悪は存在しないのゆめたろうのレビュー・感想・評価

悪は存在しない(2023年製作の映画)
4.2
風光明媚な土地にいけすかないグランピング施設の建設を計画するいけすかない芸能事務所。その背後のさらにいけすかなさに輪をかけた芸能事務所社長とコンサルティング会社。
安易な二項対立に落とし込み反発しあうのではなく自然目線だと共によそ者同士。ゆえに互いに共感と対話を図り合流しようと試み「都会×田舎」の対立構図はいつしか「人×自然」へとシームレスへと展開する。軽やかな演出、語り口ながらも確かな腕力を感じさせる。

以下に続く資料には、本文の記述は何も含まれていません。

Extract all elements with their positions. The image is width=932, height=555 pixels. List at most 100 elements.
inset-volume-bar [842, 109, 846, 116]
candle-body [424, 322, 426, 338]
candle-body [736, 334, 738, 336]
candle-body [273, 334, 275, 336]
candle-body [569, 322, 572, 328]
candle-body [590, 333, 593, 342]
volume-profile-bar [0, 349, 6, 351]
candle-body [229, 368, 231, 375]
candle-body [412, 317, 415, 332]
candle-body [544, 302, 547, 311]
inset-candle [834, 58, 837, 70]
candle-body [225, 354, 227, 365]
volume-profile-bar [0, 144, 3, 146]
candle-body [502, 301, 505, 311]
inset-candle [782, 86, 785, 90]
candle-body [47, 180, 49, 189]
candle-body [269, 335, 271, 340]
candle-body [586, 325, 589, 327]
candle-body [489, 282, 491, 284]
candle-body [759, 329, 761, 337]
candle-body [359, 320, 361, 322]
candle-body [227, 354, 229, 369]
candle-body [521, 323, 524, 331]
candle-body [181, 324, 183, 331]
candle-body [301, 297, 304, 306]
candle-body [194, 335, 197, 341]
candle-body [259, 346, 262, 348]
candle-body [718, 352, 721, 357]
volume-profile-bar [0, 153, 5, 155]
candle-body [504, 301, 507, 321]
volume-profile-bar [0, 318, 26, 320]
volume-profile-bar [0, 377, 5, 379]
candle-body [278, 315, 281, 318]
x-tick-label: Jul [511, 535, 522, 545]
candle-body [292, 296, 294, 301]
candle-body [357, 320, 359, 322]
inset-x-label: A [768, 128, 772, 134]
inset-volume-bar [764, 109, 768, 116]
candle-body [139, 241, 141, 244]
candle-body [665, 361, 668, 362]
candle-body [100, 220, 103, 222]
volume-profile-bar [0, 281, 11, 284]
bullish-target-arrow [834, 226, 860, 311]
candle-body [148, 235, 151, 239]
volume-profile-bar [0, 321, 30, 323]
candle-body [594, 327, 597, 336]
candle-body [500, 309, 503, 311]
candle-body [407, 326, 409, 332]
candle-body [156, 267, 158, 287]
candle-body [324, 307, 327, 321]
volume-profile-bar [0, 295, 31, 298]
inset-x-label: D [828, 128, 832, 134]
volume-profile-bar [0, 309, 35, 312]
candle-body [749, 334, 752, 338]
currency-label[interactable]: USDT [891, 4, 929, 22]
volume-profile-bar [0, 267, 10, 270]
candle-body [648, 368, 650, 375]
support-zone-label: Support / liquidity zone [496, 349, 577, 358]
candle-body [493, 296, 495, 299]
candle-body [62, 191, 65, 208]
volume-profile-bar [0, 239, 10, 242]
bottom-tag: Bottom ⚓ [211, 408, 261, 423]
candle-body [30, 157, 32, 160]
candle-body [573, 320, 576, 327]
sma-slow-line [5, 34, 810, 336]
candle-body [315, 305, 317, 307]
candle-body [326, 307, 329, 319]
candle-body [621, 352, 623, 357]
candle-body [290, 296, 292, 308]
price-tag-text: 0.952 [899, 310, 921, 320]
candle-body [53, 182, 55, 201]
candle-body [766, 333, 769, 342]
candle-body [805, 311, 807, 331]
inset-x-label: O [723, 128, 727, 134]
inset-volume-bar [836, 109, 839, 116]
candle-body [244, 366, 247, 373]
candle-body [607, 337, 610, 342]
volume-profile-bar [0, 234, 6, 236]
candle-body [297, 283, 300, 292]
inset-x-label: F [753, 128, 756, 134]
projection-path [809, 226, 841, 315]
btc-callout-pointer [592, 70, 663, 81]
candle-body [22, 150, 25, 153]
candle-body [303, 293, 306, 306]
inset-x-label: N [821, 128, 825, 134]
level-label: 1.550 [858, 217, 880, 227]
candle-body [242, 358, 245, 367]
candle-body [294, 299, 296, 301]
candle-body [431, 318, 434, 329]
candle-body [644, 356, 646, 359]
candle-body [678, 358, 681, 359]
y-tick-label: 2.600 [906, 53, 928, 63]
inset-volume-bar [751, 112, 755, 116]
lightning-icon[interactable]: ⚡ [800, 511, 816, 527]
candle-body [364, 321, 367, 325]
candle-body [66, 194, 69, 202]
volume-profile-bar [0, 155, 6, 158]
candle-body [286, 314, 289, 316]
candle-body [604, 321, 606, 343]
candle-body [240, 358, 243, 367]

「水は上から下へ流れる」縦の移動。この自然の摂理を住民も充分に肌身で理解しているつもりで地域に根ざしているのだが、水汲みや薪割りなどで反復される横の移動はこれに反した行為である。ラストの展開ではこの横の移動を繰り返したために自然界との衝突が起こったようにも見えるし、そもそも無理のある計画に自然のコンセンサスを無視して合流しようと歩み寄ったための罰にも思える。

映像的快楽、おもしろさに溢れていて、なおかつ106分という丁度よさ。お尻にもやさしい。